3/11/2013

On raising a beggar

Before our youngest joined our family it is very likely that he spent time on the street depending on  his own instincts for survival. Among other things he has learned to scavenge and beg like a pro. I imagine quite a few grown ups were taken by his little cute and charming routine.

How do I know this? Because he's still using it. He's still asking strangers for candy and money and trinkets, and it usually works. Except when we're around to intervene.

Our son's behavior is both heartbreaking and mortifying, and there's not a lot we can do about it. Logically you would think the act of bringing him into our home, showering him with love and affection, and providing for his every need would be enough to squelch those survivalist tendencies. But it isn't. No amount of niceness on our behalf is going to undo the trauma he experienced early in life. Only time and professional counceling can do that.
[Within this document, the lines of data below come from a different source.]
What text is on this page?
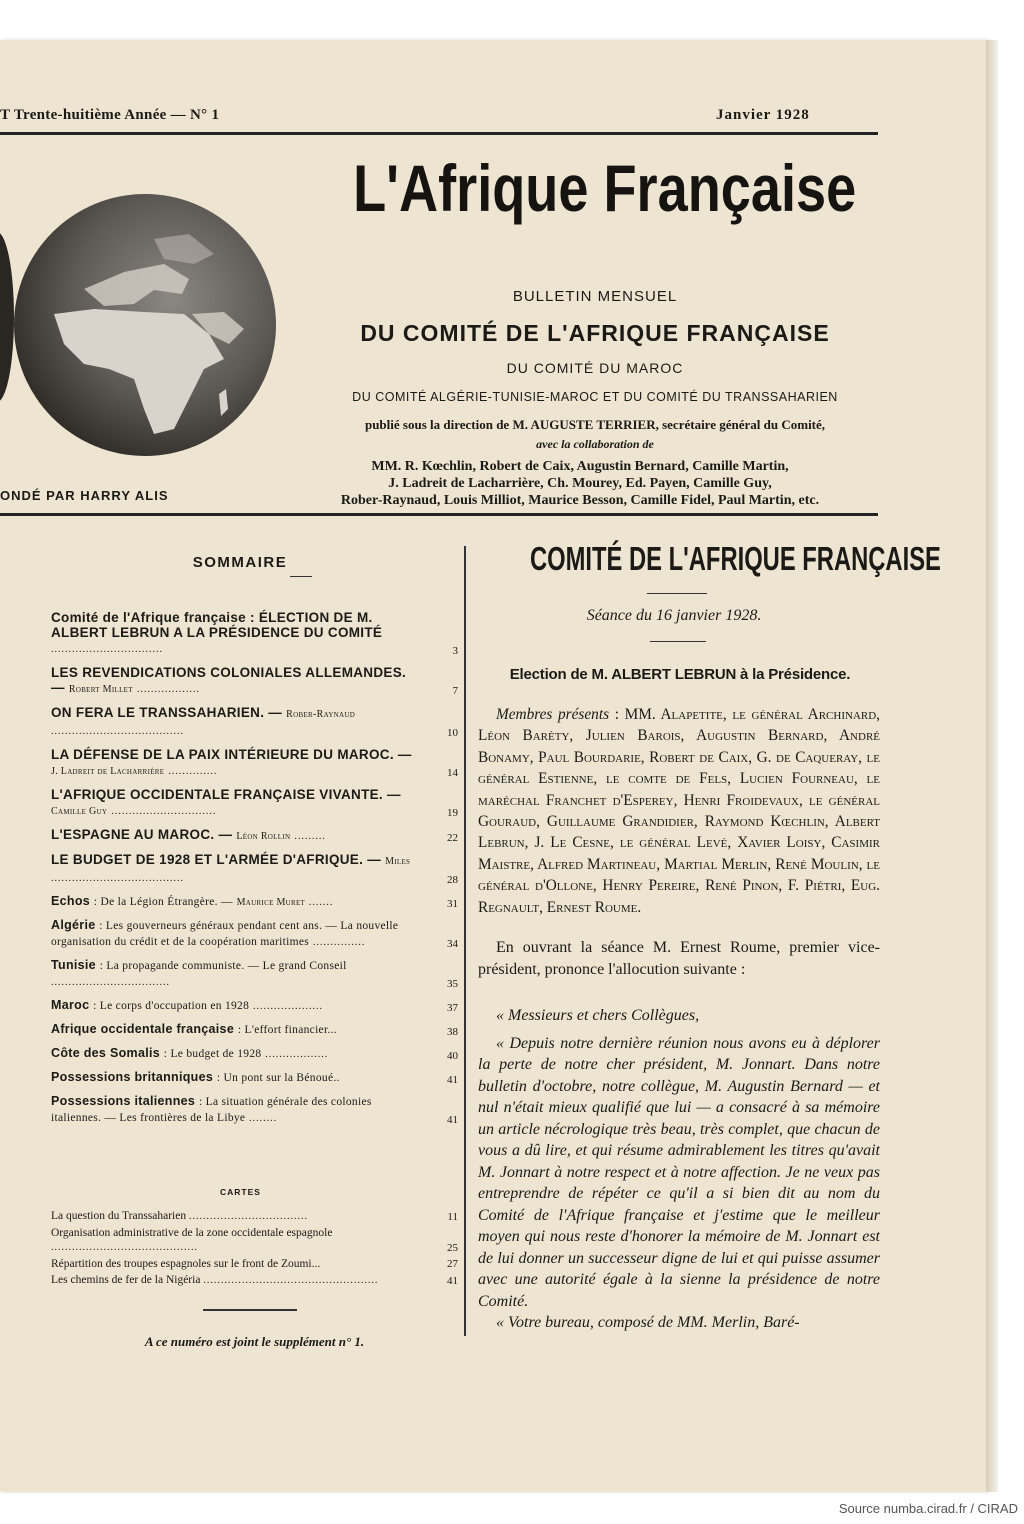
T Trente-huitième Année — N° 1	Janvier 1928
L'Afrique Française
BULLETIN MENSUEL
DU COMITÉ DE L'AFRIQUE FRANÇAISE
DU COMITÉ DU MAROC
DU COMITÉ ALGÉRIE-TUNISIE-MAROC ET DU COMITÉ DU TRANSSAHARIEN
publié sous la direction de M. AUGUSTE TERRIER, secrétaire général du Comité,
avec la collaboration de
MM. R. Kœchlin, Robert de Caix, Augustin Bernard, Camille Martin,
J. Ladreit de Lacharrière, Ch. Mourey, Ed. Payen, Camille Guy,
Rober-Raynaud, Louis Milliot, Maurice Besson, Camille Fidel, Paul Martin, etc.
ONDÉ PAR HARRY ALIS
SOMMAIRE
Comité de l'Afrique française : ÉLECTION DE M. ALBERT LEBRUN A LA PRÉSIDENCE DU COMITÉ ................................	3
LES REVENDICATIONS COLONIALES ALLEMANDES. — Robert Millet ..................	7
ON FERA LE TRANSSAHARIEN. — Rober-Raynaud ......................................	10
LA DÉFENSE DE LA PAIX INTÉRIEURE DU MAROC. — J. Ladreit de Lacharrière ..............	14
L'AFRIQUE OCCIDENTALE FRANÇAISE VIVANTE. — Camille Guy ..............................	19
L'ESPAGNE AU MAROC. — Léon Rollin .........	22
LE BUDGET DE 1928 ET L'ARMÉE D'AFRIQUE. — Miles ......................................	28
Echos : De la Légion Étrangère. — Maurice Muret .......	31
Algérie : Les gouverneurs généraux pendant cent ans. — La nouvelle organisation du crédit et de la coopération maritimes ...............	34
Tunisie : La propagande communiste. — Le grand Conseil ..................................	35
Maroc : Le corps d'occupation en 1928 ....................	37
Afrique occidentale française : L'effort financier...	38
Côte des Somalis : Le budget de 1928 ..................	40
Possessions britanniques : Un pont sur la Bénoué..	41
Possessions italiennes : La situation générale des colonies italiennes. — Les frontières de la Libye ........	41
CARTES
La question du Transsaharien ..................................	11
Organisation administrative de la zone occidentale espagnole ..........................................	25
Répartition des troupes espagnoles sur le front de Zoumi...	27
Les chemins de fer de la Nigéria ..................................................	41
A ce numéro est joint le supplément n° 1.
COMITÉ DE L'AFRIQUE FRANÇAISE
Séance du 16 janvier 1928.
Election de M. ALBERT LEBRUN à la Présidence.
Membres présents : MM. Alapetite, le général Archinard, Léon Barèty, Julien Barois, Augustin Bernard, André Bonamy, Paul Bourdarie, Robert de Caix, G. de Caqueray, le général Estienne, le comte de Fels, Lucien Fourneau, le maréchal Franchet d'Esperey, Henri Froidevaux, le général Gouraud, Guillaume Grandidier, Raymond Kœchlin, Albert Lebrun, J. Le Cesne, le général Levé, Xavier Loisy, Casimir Maistre, Alfred Martineau, Martial Merlin, René Moulin, le général d'Ollone, Henry Pereire, René Pinon, F. Piétri, Eug. Regnault, Ernest Roume.
En ouvrant la séance M. Ernest Roume, premier vice-président, prononce l'allocution suivante :

« Messieurs et chers Collègues,

« Depuis notre dernière réunion nous avons eu à déplorer la perte de notre cher président, M. Jonnart. Dans notre bulletin d'octobre, notre collègue, M. Augustin Bernard — et nul n'était mieux qualifié que lui — a consacré à sa mémoire un article nécrologique très beau, très complet, que chacun de vous a dû lire, et qui résume admirablement les titres qu'avait M. Jonnart à notre respect et à notre affection. Je ne veux pas entreprendre de répéter ce qu'il a si bien dit au nom du Comité de l'Afrique française et j'estime que le meilleur moyen qui nous reste d'honorer la mémoire de M. Jonnart est de lui donner un successeur digne de lui et qui puisse assumer avec une autorité égale à la sienne la présidence de notre Comité.

« Votre bureau, composé de MM. Merlin, Baré-

Source numba.cirad.fr / CIRAD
What we want you all to know is that when you give our son a little gift, something that to a healthy child would be a simple gesture, he does not think you are not giving him a trinket. He thinks that you are giving him a handout that he needs for survival. And now you're an easy mark that he can keep coming back to for more. Screw the fact that he has parents to meet his needs, he still wants a hand out.

For those of you who come into contact with our child, or any child with a tramatic social history for that matter, we'd like to propose a simple gift giving guideline. Unless every child in the room is getting something, we don't want anyone to give our son anything. Be it a dime, a hershey kiss, a match box car, or anything else he might ask for. Otherwise it will take us weeks to convince him that your soul purpose in life is not to bring him presents. If he asks you for anything, please tell him no and send him back to us with his request.

I hate that we have to tell you all this, we know that you love our little boy and want good things for him too. We know you think your little gifts are harmless. We wish they were. Maybe some day they can be. But until then, we have to protect that little vulnerable spot in his heart. And we are so grateful that you understand.

2 comments:

accidentaldevotional.com said...

Your little boys heart, it shows me my own. The Father has to teach me that he can supply all my needs. But don't think I don't go begging around sometimes and think of people as people who can help me survive, when I am supposed to be in relationship with them, not asking for stuff. Max has a lot that I need to learn. Praying for me and him today

Meg said...

That actually makes me understand the conversation he had with Bill Christmas day about "spending hte night" at our house. It breaks my heart, but I understand now.

How do we help him understand that even though Aunt Megan & Uncle Bill would take care of him and love him with everything they have, his mommy would never EVER let him go?